La martingale ne convient pas ? Pas de problème, il y a des gogues, des rênes allemandes, des élastiques, que de choix dans le catalogue pour faire baisser la tête de Pompon. Sans compter qu’on peut tenter des associations pour plus d’originalité. Et pour le mors, un choix incroyable de formes, d’alliages, goût pomme, fraise des bois, foin des prés. Il résiste ? Changez de mors ! Il tire ? Changez de mors ! Il est contracté ? Changez de mors ! Il a mal aux dents ? Aucun problème : hackamors, bosal, bitless, licol à nœuds, sans nœud, à fleurs, à strass,… Sa fesse est fainéante ? Sticks, cravaches, chambrières aux couleurs chatoyantes, parfois même celle de la carotte, vont lui redonner le moral avec amour.
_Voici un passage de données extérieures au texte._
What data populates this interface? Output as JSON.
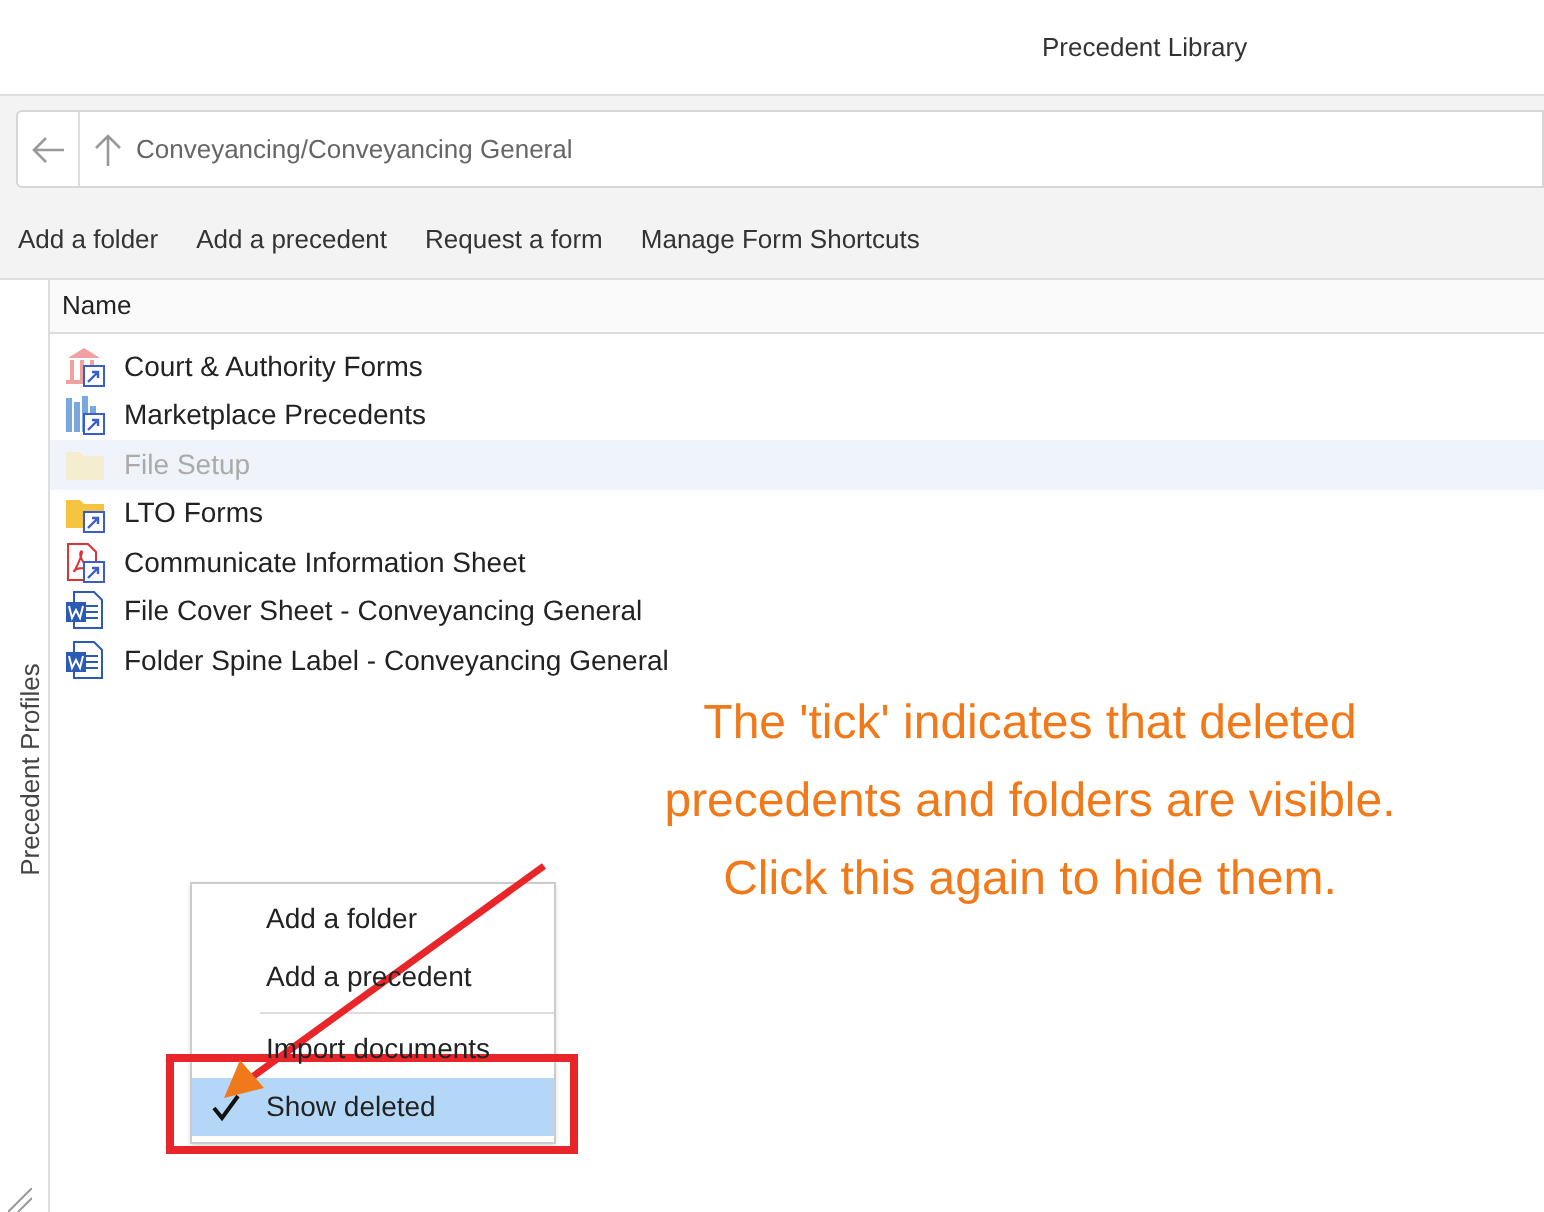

Quoiqu’on vous vende, c’est pour son bien et pour régler SON problème.

Au milieu d’une orgie de longes de toutes les formes, couleurs matières, je trouve un objet unique : un « lien de communication » !!! Non, ce n’est pas une longe, c’est mieux c’est : « Un lien de communication ». C’est écrit noir sur blanc. Et voilà, maintenant nous sommes amis pour la vie, lui et moi. Des amortisseurs, génial, il n’aura donc plus jamais mal au dos même si son cavalier monte comme une patate !

Mais que se passe-t-il ? Encore les traumatismes du passé-sans-moi qui ressurgissent : il tique à l’air, à l’ours, il botte les murs, gratte le sol, mord les barreaux de son box ! Rien de bien grave en fait car voici un collier anti-tic à l’air, des entraves et quelques sédatifs, de quoi le rendre zen !
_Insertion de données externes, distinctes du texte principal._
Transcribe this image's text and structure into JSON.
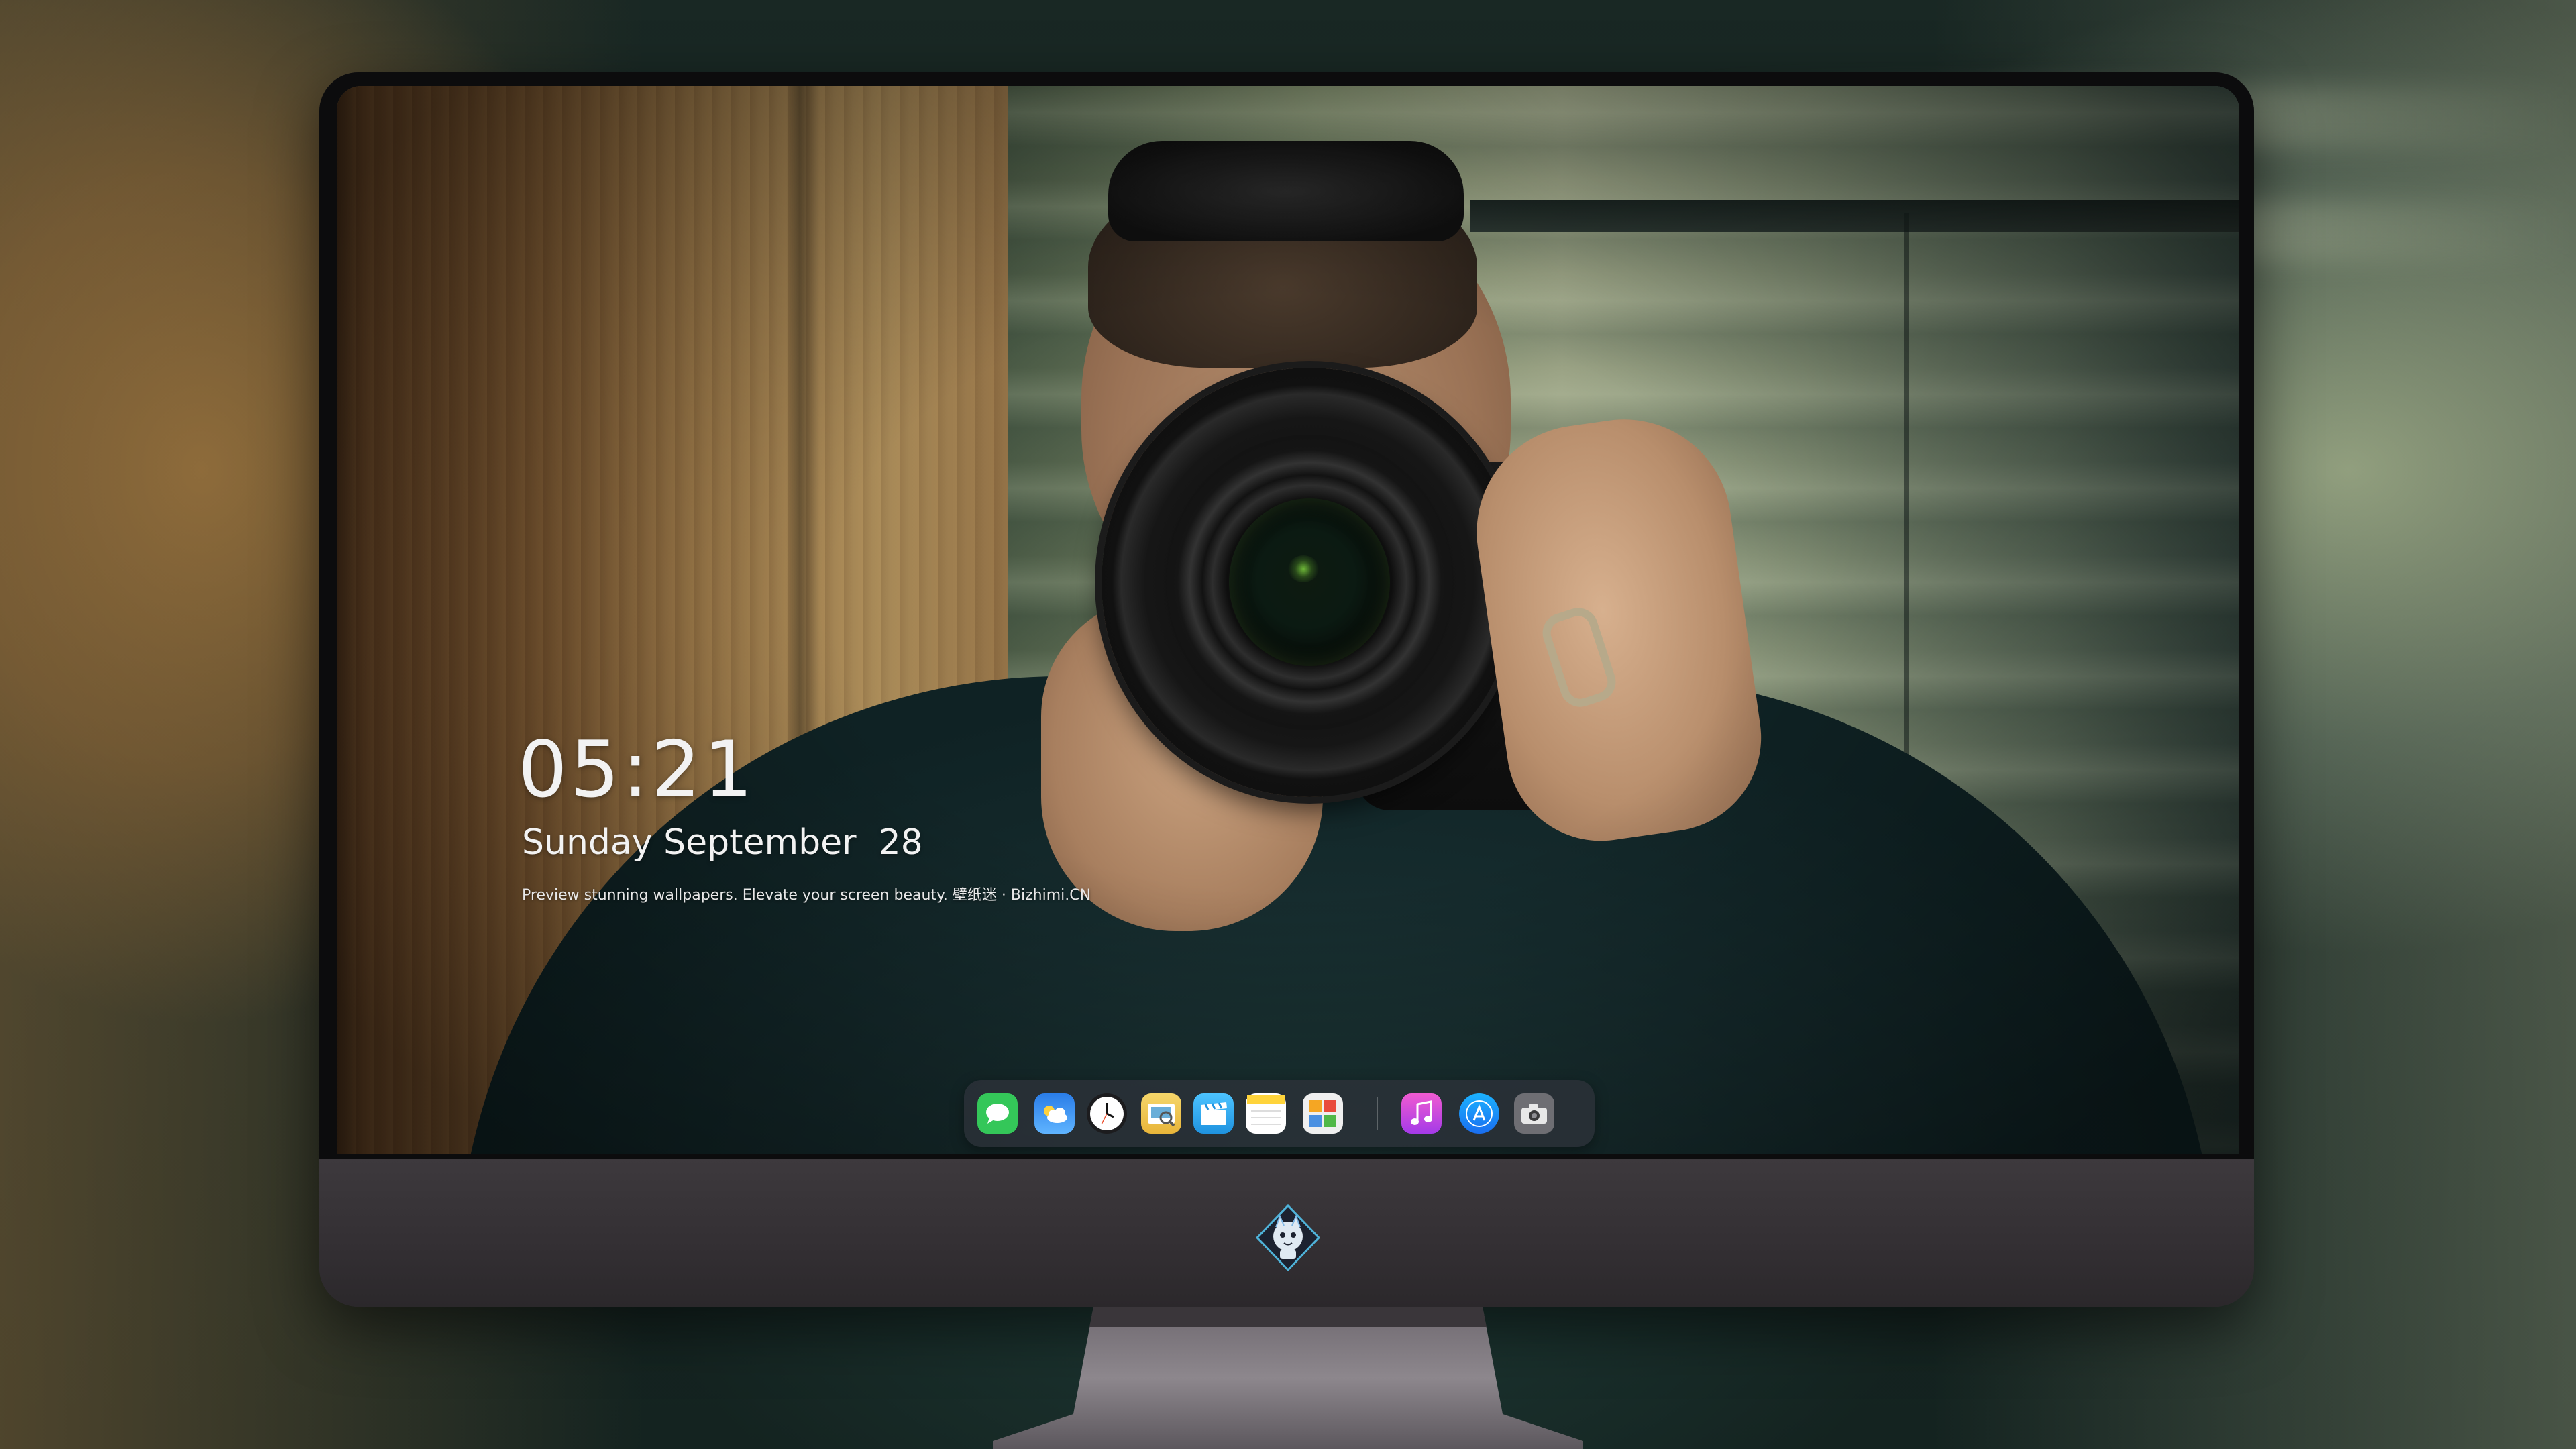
{
  "lock_screen": {
    "time": "05:21",
    "date": "Sunday September  28",
    "tagline": "Preview stunning wallpapers. Elevate your screen beauty. 壁纸迷 · Bizhimi.CN"
  },
  "dock": {
    "apps": [
      {
        "name": "Messages",
        "icon": "messages-icon",
        "color": "#34c759"
      },
      {
        "name": "Weather",
        "icon": "weather-icon",
        "color": "#2f8cf0"
      },
      {
        "name": "Clock",
        "icon": "clock-icon",
        "color": "#ffffff"
      },
      {
        "name": "Preview",
        "icon": "preview-icon",
        "color": "#f3c64a"
      },
      {
        "name": "Clips",
        "icon": "clapperboard-icon",
        "color": "#34a5e8"
      },
      {
        "name": "Notes",
        "icon": "notes-icon",
        "color": "#ffd43b"
      },
      {
        "name": "Photo Booth",
        "icon": "photo-grid-icon",
        "color": "#e8e8e8"
      },
      {
        "name": "Music",
        "icon": "music-icon",
        "color": "#c846e8"
      },
      {
        "name": "App Store",
        "icon": "app-store-icon",
        "color": "#1e8ef2"
      },
      {
        "name": "Screenshot",
        "icon": "camera-icon",
        "color": "#6e6e73"
      }
    ]
  },
  "theme": {
    "monitor_body": "#2e2c2f",
    "bezel": "#0c0c0d",
    "dock_background": "rgba(45,50,58,0.78)"
  }
}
A la lecture de cette liste à la Prévert, où le mot « raton laveur » devient « éthologique » et retentit presque à chaque page, justifiant tout et n’importe quoi, comme une caution morale qu’on exhibe, je me dis que l’enjeu commercial piétine encore allègrement le travail indispensable que tout cavalier doit d’abord conduire sur lui-même.

Oui, évidemment, il ne sera pas écrit sur ce catalogue et tous les autres : « commencez par analyser et travailler votre posture, votre technique, votre tact, votre justesse, apprenez à savoir qui est vraiment Pompon, et ensuite, après avis du dentiste, faudra-t-il convenir, peut-être, d’un mors à double brisure pour soulager son palet délicat… »
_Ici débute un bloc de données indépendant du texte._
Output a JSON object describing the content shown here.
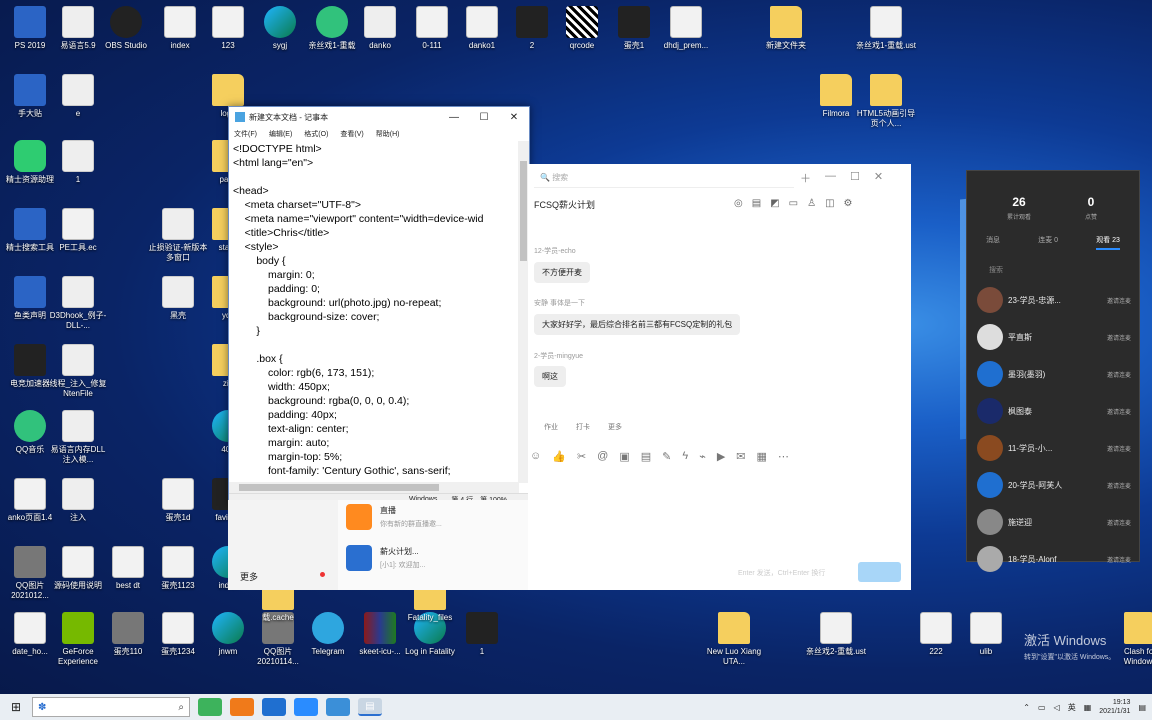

Oui bien sûr, certains produits sont nécessaires pour répondre à des particularités… Une séchante c’est utile parfois, des protections nécessaires avant d’amener son cheval sur les barres, un mors adapté à sa monture, son activité, son niveau… Un peu d’anti-mouches parfois, si leur présence est un harcèlement… Je ne condamne pas les objets eux-mêmes (quoique quelques-uns pourraient disparaitre à jamais sans que cela ne m’arrache un regret, je l’avoue) mais plutôt les bienfaits dont on les honore en déresponsabilisant totalement celui qui les emploie, occultant totalement les impacts, en se contentant parfois d’un « pour cavalier expérimenté ». Auto-évaluation, à toi de jouer !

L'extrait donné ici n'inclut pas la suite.